Les sentiments anti-France ont également augmenté, avec plus de personnes soutenant la junte.

Le Niger partage une frontière avec sept pays de la région, dont quatre sont membres de la CEDEAO. Sur ces quatre, le Mali et le Burkina Faso ont été suspendus en raison de coups d’État similaires.

Les deux pays ont menacé de soutenir le Niger si la CEDEAO essayait d’utiliser la force. Les deux autres pays du bloc frontalier avec le Niger sont le Nigeria et le Bénin. En dehors de la CEDEAO, le Tchad et l’Algérie ont tous deux exclu de participer à toute action militaire et la Libye a ses propres défis.

La probabilité d’une intervention militaire a encore diminué lorsque les législateurs nigérians ont rejeté l’idée. Ils ont plaidé pour l’utilisation « d’autres moyens » que la force. Le Nigeria est le plus grand pays du bloc de la CEDEAO et le principal financier du bloc.

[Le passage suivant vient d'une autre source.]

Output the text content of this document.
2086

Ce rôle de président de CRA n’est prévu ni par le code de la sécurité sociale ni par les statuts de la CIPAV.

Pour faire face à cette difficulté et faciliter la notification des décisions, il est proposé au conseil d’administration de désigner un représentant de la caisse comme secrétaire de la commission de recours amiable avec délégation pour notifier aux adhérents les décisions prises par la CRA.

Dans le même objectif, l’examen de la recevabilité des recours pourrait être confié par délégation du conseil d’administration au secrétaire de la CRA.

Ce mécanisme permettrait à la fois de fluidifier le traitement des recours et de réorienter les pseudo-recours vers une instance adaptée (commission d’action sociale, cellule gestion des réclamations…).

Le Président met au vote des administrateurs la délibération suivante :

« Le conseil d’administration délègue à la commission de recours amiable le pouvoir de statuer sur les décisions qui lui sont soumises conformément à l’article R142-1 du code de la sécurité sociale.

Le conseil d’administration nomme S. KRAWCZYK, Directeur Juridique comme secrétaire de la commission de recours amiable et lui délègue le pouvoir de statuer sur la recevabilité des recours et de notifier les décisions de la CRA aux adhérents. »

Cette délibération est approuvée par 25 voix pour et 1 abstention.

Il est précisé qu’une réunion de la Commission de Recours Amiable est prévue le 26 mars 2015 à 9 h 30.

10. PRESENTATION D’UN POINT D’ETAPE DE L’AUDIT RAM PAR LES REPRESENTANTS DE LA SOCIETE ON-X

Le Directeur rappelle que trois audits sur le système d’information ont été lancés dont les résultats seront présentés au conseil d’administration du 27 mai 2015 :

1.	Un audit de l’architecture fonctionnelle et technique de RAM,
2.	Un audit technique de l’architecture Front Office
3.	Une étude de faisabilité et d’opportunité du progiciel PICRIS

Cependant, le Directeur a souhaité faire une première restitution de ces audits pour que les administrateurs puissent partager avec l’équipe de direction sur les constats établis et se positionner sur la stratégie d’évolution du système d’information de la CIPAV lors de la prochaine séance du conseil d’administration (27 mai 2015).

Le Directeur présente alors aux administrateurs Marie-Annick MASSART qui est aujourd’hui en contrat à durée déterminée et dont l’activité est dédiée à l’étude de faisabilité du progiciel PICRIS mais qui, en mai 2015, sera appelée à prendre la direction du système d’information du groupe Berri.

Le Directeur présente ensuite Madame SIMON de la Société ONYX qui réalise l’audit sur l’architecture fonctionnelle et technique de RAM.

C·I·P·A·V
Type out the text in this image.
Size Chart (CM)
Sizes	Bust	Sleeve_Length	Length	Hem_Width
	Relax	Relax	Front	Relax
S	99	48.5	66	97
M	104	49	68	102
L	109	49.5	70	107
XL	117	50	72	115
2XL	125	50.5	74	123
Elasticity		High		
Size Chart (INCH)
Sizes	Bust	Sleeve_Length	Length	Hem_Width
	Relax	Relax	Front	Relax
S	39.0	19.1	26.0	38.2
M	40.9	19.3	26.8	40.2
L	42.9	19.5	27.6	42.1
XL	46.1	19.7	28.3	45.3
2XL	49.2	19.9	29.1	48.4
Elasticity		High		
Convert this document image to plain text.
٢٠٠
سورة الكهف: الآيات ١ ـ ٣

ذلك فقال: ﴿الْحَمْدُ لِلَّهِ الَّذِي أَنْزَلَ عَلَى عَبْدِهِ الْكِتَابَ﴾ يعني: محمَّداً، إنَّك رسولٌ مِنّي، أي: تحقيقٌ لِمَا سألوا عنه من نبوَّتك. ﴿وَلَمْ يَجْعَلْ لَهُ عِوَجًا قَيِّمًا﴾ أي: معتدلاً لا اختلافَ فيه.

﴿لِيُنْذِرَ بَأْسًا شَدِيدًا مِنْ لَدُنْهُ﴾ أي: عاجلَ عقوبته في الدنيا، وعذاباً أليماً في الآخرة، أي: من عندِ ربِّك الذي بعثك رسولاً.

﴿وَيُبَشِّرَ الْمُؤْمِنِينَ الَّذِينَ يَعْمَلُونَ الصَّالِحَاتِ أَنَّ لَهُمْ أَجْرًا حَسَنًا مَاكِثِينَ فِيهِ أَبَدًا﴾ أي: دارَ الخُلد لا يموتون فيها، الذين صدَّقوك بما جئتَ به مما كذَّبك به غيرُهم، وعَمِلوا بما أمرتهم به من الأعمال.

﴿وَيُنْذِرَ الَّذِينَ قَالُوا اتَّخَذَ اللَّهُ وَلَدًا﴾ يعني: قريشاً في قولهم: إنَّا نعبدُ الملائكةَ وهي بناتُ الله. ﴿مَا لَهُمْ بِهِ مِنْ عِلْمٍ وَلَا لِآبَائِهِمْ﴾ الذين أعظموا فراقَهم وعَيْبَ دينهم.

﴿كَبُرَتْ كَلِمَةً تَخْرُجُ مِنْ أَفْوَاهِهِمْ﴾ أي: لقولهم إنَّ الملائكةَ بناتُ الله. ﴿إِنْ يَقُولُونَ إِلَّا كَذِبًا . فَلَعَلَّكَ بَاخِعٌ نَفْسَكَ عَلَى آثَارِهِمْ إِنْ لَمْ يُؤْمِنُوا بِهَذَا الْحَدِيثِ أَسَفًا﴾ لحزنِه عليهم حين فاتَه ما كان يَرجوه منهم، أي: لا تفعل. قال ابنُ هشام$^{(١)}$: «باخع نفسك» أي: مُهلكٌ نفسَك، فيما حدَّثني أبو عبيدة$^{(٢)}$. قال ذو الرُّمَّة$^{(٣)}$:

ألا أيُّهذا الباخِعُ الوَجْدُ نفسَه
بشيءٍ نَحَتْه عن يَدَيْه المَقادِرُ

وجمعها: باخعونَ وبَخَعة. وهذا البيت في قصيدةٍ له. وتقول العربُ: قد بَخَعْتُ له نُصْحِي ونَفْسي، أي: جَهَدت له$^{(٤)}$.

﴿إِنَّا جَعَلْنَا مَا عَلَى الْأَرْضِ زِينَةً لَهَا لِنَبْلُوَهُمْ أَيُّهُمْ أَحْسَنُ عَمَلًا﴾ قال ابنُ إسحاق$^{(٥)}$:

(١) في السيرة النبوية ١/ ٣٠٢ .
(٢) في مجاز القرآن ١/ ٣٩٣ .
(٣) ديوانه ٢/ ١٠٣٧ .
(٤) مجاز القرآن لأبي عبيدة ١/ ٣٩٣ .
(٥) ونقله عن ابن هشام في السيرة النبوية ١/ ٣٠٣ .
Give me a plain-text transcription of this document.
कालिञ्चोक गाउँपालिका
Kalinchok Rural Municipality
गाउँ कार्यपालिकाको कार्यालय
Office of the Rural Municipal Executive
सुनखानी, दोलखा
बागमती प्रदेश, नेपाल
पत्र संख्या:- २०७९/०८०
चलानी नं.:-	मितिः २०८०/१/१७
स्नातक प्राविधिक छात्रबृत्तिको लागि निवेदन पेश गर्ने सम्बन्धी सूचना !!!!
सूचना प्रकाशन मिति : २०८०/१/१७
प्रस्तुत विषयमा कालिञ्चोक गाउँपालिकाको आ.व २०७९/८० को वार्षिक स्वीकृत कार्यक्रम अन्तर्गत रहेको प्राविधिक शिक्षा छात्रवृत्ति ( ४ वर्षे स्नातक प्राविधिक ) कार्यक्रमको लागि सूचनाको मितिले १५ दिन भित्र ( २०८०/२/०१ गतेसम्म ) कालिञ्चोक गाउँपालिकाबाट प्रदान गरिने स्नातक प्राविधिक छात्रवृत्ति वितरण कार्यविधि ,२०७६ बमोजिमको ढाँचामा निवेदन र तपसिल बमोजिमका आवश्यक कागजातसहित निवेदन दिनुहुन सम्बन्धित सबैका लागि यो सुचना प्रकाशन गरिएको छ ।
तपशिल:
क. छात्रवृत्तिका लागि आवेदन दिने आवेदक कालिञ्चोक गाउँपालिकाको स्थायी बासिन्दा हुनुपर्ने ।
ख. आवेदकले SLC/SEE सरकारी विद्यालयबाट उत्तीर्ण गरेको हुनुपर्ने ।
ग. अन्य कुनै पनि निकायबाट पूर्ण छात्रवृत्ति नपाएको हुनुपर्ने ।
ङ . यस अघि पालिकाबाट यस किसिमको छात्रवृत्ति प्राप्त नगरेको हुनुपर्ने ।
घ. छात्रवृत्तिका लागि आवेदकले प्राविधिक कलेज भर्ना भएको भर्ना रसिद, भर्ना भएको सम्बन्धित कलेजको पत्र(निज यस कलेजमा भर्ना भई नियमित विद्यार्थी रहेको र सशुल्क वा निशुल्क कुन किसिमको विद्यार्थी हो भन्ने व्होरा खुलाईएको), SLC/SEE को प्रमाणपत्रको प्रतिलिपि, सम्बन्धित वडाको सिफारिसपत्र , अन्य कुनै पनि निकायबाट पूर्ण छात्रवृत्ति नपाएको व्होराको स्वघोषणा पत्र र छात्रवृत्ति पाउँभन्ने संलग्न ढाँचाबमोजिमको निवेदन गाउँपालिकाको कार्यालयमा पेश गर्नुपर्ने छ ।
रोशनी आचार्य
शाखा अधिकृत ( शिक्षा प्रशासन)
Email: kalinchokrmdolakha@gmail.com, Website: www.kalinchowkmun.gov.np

Il sera difficile pour la CEDEAO de mener une intervention militaire sans le plein soutien du Nigeria. En tant que spécialiste de la politique et des relations internationales, j’ai étudié les implications des bases militaires étrangères au Niger. J’ai également analysé précédemment le rôle que joue le Nigéria dans des organisations régionales telles que la CEDEAO et la Force de travail conjointe multinationale dans la région.

Mon point de vue est que la réticence des politiciens nigérians à soutenir une intervention militaire, associée à un soutien local croissant à la junte au Niger, rendra le recours à la force presque impossible. Cela laisse Ecowas avec peu ou pas d’autre choix que de poursuivre une résolution diplomatique.

Pourquoi une intervention militaire est peu probable

Il y a trois raisons principales pour lesquelles le recours à la force devient de plus en plus improbable.

Premièrement, la popularité croissante des putschistes dans le pays est préoccupante. La croissance des protestations en faveur du coup d’État est une indication d’une acceptation plus large que prévu auparavant.

Des centaines de jeunes ont rejoint les militaires pour monter la garde à l’entrée de Niamey. Certains de ces jeunes ont juré de rejoindre l’armée pour combattre toute incursion.

Deuxièmement, les politiciens nigérians et ghanéens craignent que toute intervention militaire n’entraîne une catastrophe humaine, ce qui déstabiliserait davantage la région. Les politiciens nigérians affirment que toute guerre au Niger aura un impact sérieux sur le nord du Nigeria, une région qui est déjà mise à rude épreuve par l’insurrection.

Outre l’organisation terroriste islamiste Boko Haram , qui a ravagé le nord-est du pays, des affrontements entre agriculteurs et éleveurs ont également déstabilisé d’autres régions du nord du Nigeria.

Sept États nigérians partagent des frontières avec le Niger. Une attaque contre le Niger entraînerait un afflux massif de réfugiés au Nigeria. Cela a créé de l’anxiété dans le nord du Nigeria. Le président Bola Tinubu, qui n’a pris ses fonctions que récemment, aura du mal à ignorer les sénateurs de la région qui ont rejeté toute intervention militaire.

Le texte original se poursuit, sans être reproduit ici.